Lastly, if you make this Carrot Cake with Cream Cheese Swiss Meringue Icing be sure to leave a comment or give this recipe a rating. I love to see when people make my recipes, so please tag me @youthsweets on Instagram if you post!
📖 Recipe
Carrot Cake with Cream Cheese Swiss Meringue Icing
Ingredients
Carrot Cake
- 2 cups all-purpose flour
- 2 teaspoon baking powder
- ¼ teaspoon baking soda
- ¾ teaspoon salt
- 1 ½ teaspoon ground cinnamon
- ¾ teaspoon nutmeg freshly grated
- ½ teaspoon ground ginger
- pinch ground cloves
- 1 ¼ cup vegetable oil
- 1 cup dark brown sugar
- 1 cup granulated sugar
- 4 large eggs room temperature
- 1 ½ teaspoon vanilla
- 3 cups finely grated carrots (300g shredded, approx. 4 large carrots)
Cream Cheese Swiss Meringue Buttercream
- 6.25 oz egg whites
- 7 oz sugar
- pinch of salt
- 1 lb unsalted butter room temperature, 72 degrees or warmer
- 8 oz cream cheese room temperature
- 1 teaspoon vanilla
- white, purple, orange and green food coloring
Instructions
Make the cake
- Preheat oven to 350°F. Grease and flour three 6″ cake rounds, line bottoms with parchment circles.
- In a medium bowl, combine flour, baking powder, baking soda, spices, and salt. Set aside.

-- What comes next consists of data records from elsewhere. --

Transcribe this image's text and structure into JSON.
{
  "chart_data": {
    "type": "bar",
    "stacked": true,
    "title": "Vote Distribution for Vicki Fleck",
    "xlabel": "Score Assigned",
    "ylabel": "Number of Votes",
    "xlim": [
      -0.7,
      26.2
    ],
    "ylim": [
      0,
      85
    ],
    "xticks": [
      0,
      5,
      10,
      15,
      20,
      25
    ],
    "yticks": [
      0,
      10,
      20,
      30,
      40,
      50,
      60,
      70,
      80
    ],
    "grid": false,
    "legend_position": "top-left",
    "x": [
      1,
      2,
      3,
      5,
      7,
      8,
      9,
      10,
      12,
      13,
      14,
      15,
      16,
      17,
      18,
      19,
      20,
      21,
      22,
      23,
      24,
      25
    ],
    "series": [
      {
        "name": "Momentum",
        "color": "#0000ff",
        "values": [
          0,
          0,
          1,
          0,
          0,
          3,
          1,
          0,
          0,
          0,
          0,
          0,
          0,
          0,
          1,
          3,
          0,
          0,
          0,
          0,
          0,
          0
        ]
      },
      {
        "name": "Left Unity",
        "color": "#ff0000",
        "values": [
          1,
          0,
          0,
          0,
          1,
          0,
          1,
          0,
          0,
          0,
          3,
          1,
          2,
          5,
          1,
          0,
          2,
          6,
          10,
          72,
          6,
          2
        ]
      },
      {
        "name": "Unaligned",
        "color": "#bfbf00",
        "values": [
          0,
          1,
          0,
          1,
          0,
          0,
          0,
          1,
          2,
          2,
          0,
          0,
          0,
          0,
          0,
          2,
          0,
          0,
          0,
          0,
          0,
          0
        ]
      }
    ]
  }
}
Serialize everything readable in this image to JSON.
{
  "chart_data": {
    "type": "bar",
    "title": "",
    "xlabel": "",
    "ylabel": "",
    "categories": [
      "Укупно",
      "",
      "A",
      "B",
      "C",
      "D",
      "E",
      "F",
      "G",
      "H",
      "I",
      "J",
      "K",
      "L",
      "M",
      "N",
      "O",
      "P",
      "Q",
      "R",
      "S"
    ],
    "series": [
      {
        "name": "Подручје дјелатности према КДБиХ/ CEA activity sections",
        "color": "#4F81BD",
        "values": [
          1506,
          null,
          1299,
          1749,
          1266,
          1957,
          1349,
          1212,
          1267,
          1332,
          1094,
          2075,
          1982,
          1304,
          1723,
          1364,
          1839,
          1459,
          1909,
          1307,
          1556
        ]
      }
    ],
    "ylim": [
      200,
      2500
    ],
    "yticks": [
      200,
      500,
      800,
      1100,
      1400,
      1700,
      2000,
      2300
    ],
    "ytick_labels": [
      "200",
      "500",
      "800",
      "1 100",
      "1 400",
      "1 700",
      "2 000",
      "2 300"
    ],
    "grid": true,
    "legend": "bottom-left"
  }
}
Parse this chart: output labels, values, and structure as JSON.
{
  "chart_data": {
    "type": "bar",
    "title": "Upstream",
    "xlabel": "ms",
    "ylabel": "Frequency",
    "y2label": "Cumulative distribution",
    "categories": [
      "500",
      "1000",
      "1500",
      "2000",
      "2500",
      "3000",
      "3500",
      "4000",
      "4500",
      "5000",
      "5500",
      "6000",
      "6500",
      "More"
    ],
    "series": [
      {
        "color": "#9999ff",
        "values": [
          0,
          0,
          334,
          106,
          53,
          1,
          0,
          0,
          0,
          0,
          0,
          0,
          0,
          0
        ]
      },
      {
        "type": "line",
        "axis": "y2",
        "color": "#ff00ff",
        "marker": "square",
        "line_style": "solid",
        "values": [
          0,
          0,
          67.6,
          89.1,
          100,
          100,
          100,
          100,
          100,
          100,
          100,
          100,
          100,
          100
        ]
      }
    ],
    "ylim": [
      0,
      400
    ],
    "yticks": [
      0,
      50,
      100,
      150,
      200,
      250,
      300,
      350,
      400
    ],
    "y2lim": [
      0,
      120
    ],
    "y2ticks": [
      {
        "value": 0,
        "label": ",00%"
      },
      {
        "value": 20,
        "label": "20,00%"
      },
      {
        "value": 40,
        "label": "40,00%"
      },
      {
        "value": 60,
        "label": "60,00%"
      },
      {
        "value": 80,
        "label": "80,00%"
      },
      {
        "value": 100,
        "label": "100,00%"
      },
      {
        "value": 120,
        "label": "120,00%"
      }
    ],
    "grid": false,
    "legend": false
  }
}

- In the bowl of a stand mixer fitted with a paddle attachment, combine vegetable oil and sugars. Beat until well combined, about 2 mins. Add eggs, one at a time, fully incorporating after each addition. Add vanilla and mix until incorporated.
- Add flour mixture in 3 parts, careful not to overmix. Fold in carrots.
- Spread batter evenly into prepared pans and bake for 45-55 minutes, or until a cake tester or toothpick inserted into the center comes out clean.
- Cool cakes in their tins for 10 minutes, then turn out onto a wire rack to cool completely.
Make the frosting
- Combine egg whites, sugar and salt in a heatproof bowl. Set over a bain-marie and cook, stirring constantly, until 160°F. Remove from heat and pour into a Kitchenaid mixer bowl fitted with a whisk attachment.
- Beat on high until stiff peaks form and the bowl is cool to the touch. This may take 10 minutes or more.
- Change to a paddle attachment, add room temperature butter and mix on the lowest setting until butter is incorporated and frosting is light and fluffy. This may take 15 minutes or more, but stay on the lowest setting. If it looks curdled, keep mixing. When in doubt, keep mixing.
- At this point, you have made swiss meringue buttercream. Set aside.
- Beat your room temperature cream cheese for at least 5 minutes until very fluffy and smooth. Add vanilla and mix.
- Add your swiss meringue buttercream to your cream cheese in thirds. Do not add your cream cheese to your swiss meringue buttercream. It will not mix in properly.
- Your frosting is ready to use as is, or you can add food coloring. I added whitener and a drop of purple to whiten the majority of the frosting. Then for decorations, I removed ¼ cup and added orange food coloring for the carrots and removed another ¼ cup and added dark green food coloring for the leaves.
Assemble the cake
- You can either build one cake with three thick layers, two cakes with three thin layers or one cake with six thin layers. I like to cut each baked layer in half and make (2) thin, three-layered cakes.
- With an offset spatula, swipe a teaspoon of your frosting onto the cake board to hold the first layer in place.
- Place one layer of cake onto the cake board. Top with about ½ cup of buttercream and spread evenly. Repeat with remaining layers. Frost and smooth the outside with a thin crumb coat and chill to set the crumb coat.
- Spread a thicker layer of frosting on the top and outside with offset spatula. Smooth with a bench scraper. If desired, pipe little carrots all over with orange and green icings.